À poil p’tit perdu

7 janvier 2007 par cum’rade

Rester habillé avec toi, parce que je suis bizarre ; d’accord, en même temps, fuck you.

La situation est la suivante, que je tente d’éclaircir : la ligne de peur entre nos corps semble se situer au niveau de la nudité. C’est-à-dire que tout va aussi longtemps que le corps est ressenti mais pas montré, que le désir peut se cacher la face à tout moment. D’après ce que je ressens, cette façon de faire sert à un but précis : ne pas formaliser le désir. Ne pas le nommer, le montrer. Le laisser deviner (« Je suis encore là » ou encore « Je ne me suis pas sauvé », entendu par-là que le désir est là, mais aussi qu’il fait peur, car pourquoi préciser qu’il a jamais été question de se sauver sinon ?), mais d’une manière assez floue pour qu’il puisse être nié à tout moment.

Ce qui n’est pas un mal en soi : le désir est effectivement quelque chose de flou, de mouvant. Et, surtout, il doit se garder la possibilité de dire « non » pour ne pas se transformer en viol.

Cela dit, y’a un truc qui me démange quand même.

Je sens que tu as peur. De moi. Comme tu l’as dis toi-même, "c’est bizarre, t’as des poils et tu sens... tu sens pas comme je suis habitué". Le problème, avec ces affirmations-là, qui sont par ailleurs vraies, c’est la façon dont elles sont présentées. Effectivement, j’ai des poils et je sens. Hum... so what ? Non seulement ces même poils et ces même odeurs m’ont déjà attiré des compliments autrement plus intéressants (« t’es beau », « tu sens bon », tsé, ce genre de trucs-là), mais je te retourne la question : qu’est-ce que tu désires d’autre ? Quels fantasmes te passent par la tête concernant les garçons ? Parce que je veux pas être plate, mais une fois déshabillés, ils sont tous un peu comme ça, avant d’être arrangés sur Photoshop : poilus, puants. Moi, j’aime bien ça. Je sais pas si j’aime ça en soi, en fait maintenant oui mais avant peut-être pas, mais j’ai jamais trouvé ça repoussant. Je veux dire que je crois pas que nos anormalités soient à prime abord séduisante (la séduction, c’est jouer avec les codes de la normalité, non ?), mais qu’elles sont attirantes, à la manière d’aimant. Et que, même, c’est elles qui font que chaque personne est un genre différent, en soi, et qu’on peut difficilement dire qu’on aime un certain type de personnes sans mentir sur le fait que chacune de ces personnes est particulièrement bizarre.

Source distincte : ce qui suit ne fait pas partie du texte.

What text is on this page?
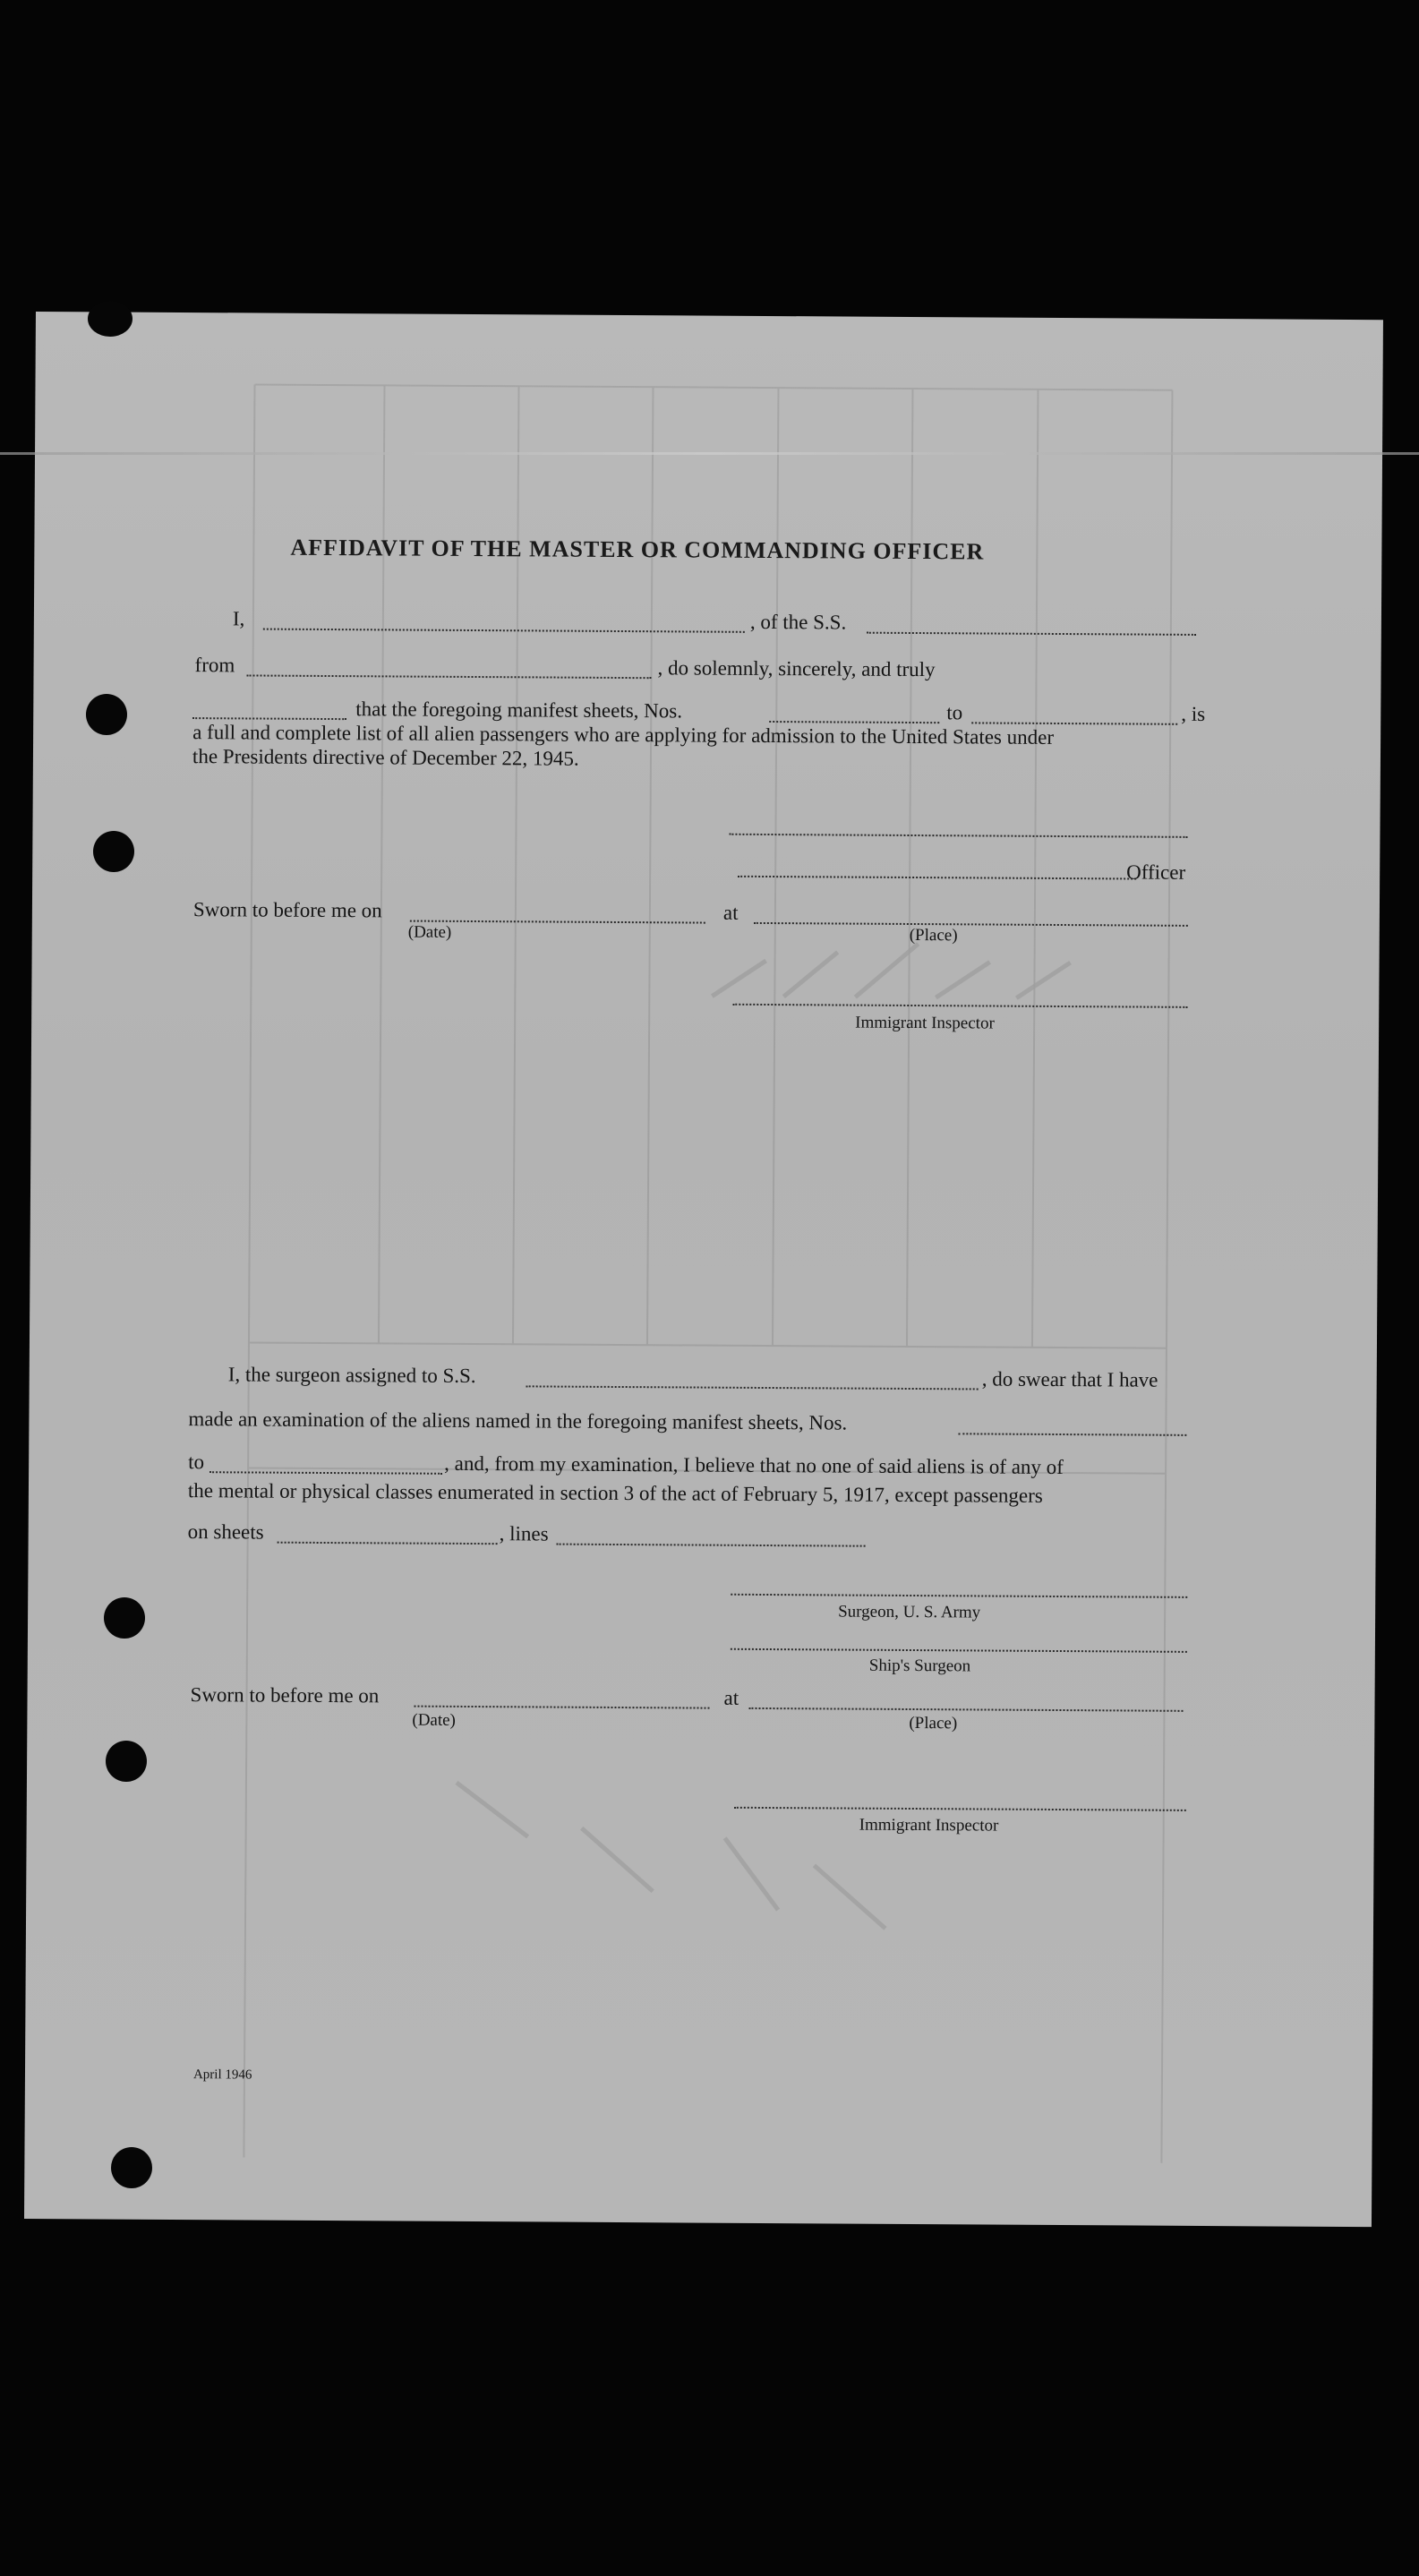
AFFIDAVIT OF THE MASTER OR COMMANDING OFFICER
I,	, of the S.S.
from	, do solemnly, sincerely, and truly
that the foregoing manifest sheets, Nos.	to	, is
a full and complete list of all alien passengers who are applying for admission to the United States under
the Presidents directive of December 22, 1945.
Officer
Sworn to before me on	at
(Date)	(Place)
Immigrant Inspector
I, the surgeon assigned to S.S.	, do swear that I have
made an examination of the aliens named in the foregoing manifest sheets, Nos.
to	, and, from my examination, I believe that no one of said aliens is of any of
the mental or physical classes enumerated in section 3 of the act of February 5, 1917, except passengers
on sheets	, lines
Surgeon, U. S. Army
Ship's Surgeon
Sworn to before me on	at
(Date)	(Place)
Immigrant Inspector
April 1946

Le problème avec cette peur-là, avec ta peur, c’est qu’elle coïncide exactement avec mes peurs, à moi : celle de te faire peur, et celle (moins bien, plus honteuse) de ne pas être désiré. Et, d’après-moi, c’est cette double peur qui crée la nécessité d’un mince mur entre ce qu’on devine et ce qu’on montre : les vêtements.

Je dis pas qu’il faille, vite vite, se dépécher à tout montrer pour être « vrais ». Au contraire, le désir joue beaucoup sur ce qu’on ne montre pas, qu’on invente. MAIS, je crois que tu devrais essayer de trouver et de nommer ce qui fait que tu me trouves désirable, moi ou les garçons en général, avant de nommer ce qui te repousse. Parce que moi, ça me fait sentir assez mal, de ne me faire nommer dans mon corps que ce qui est différent par rapport à une fille. Encore une fois, ça me dérange pas en soi, et effectivement, le corps des garçons a été beaucoup moins dépeint en tant qu’objet désirable que celui des filles, alors ça te laisse moins de mot pour dire tes désirs quand tu as ces désirs-là, sinon que de dire ce qui est différent par rapport à l’objet de désir « universel » (la femme), mais... fuck off, trouve tes mots, man. Je suis différent, mais pas QUE différent. Sous ces vêtements-là, il y a pas que des poils et des odeurs, il y a aussi quelque chose qui t’attire, un peu comme un aimant... quoi ?

Là-dessus.
Monsieur, madame, j’ai envie de vous manger.